The Rise In Craft Beer Popularity Has Led To A Shortage Of Beer Cans

The growing popularity of craft beers in America — as evidenced by the never-ending acquisitions of craft brands by major breweries — has given consumers plenty of options to choose from should they lose interest in Bud Light or Miller High Life, but it's also come with a problem that plagues these niche microbreweries — how to can the beer.

As the demand for canned beer rises, returning after years of a marked preference for glass bottles within the craft community, small breweries are finding it hard to meet that demand when their canning orders often don't even meet the minimum order required by the manufacturer. Newburgh Brewing Company, for example, sells roughly 400 barrels of canned beer a year, around 130,000 cans, while the minimum order to work with a can manufacturer is a truckload — roughly 155,000 to 200,000 cans, depending on their size.

As a result, many breweries do the canning themselves, relying on a small in-house team to work with mobile canners, which bring canning machinery directly to the brewer, or raising the money for their own equipment.

In Queens, the Rockaway Brewing Company uses about 6,000 cans a month, but it's difficult for the brewery to try new varieties of canned beer because the available stock is often already designed for another beer.
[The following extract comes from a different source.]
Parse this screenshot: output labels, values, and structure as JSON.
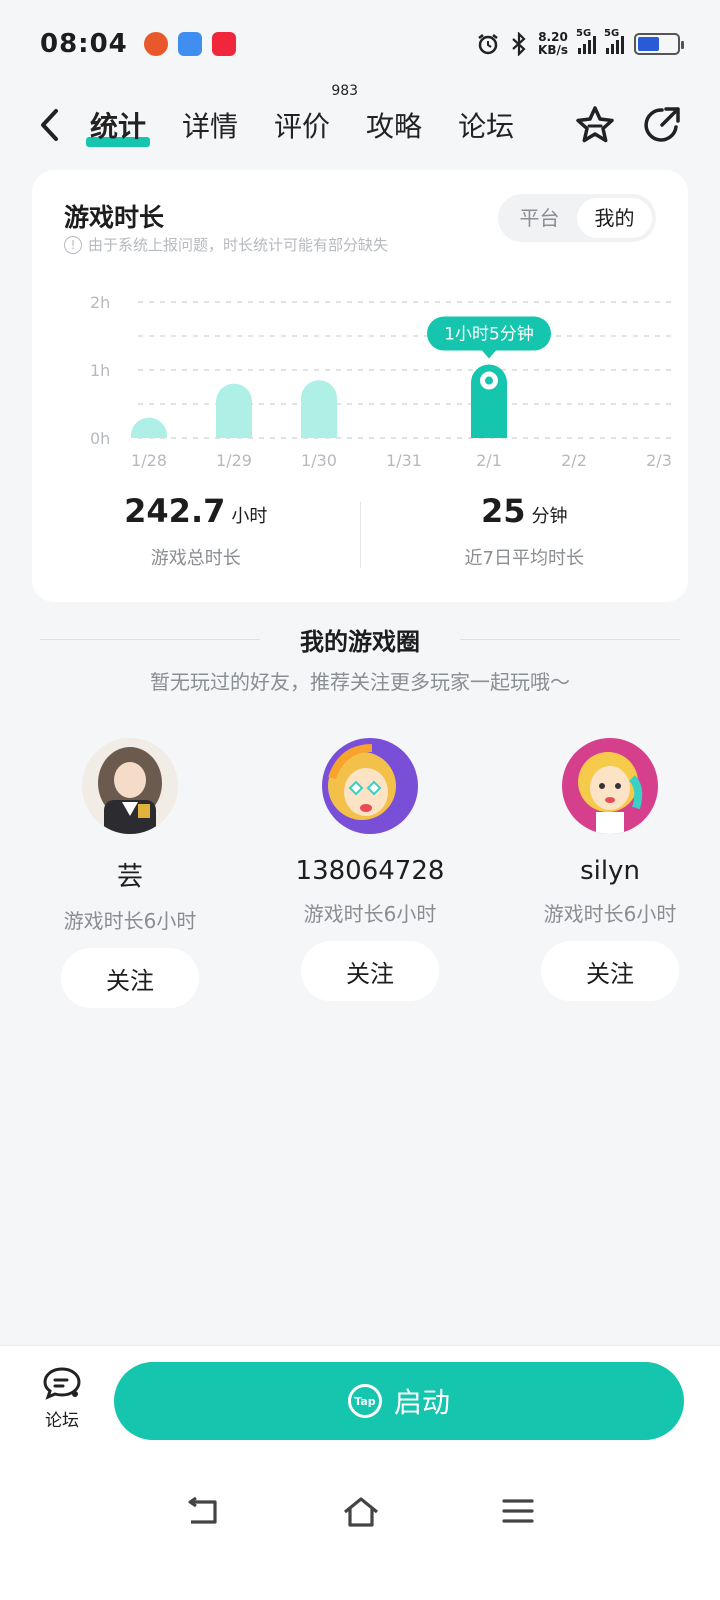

The process is complicated by the fact that many small breweries use 16-ounce cans instead of the standard 12-ounce cans, requiring specialized labels that breweries spend a lot of time designing.

"Certainly we've seen some of our brewery members struggle in recent months," Bart Watson, the chief economist at the Brewers Association told the New York Times. "This has proven to be a real challenge for members that have built their business model around getting these cans."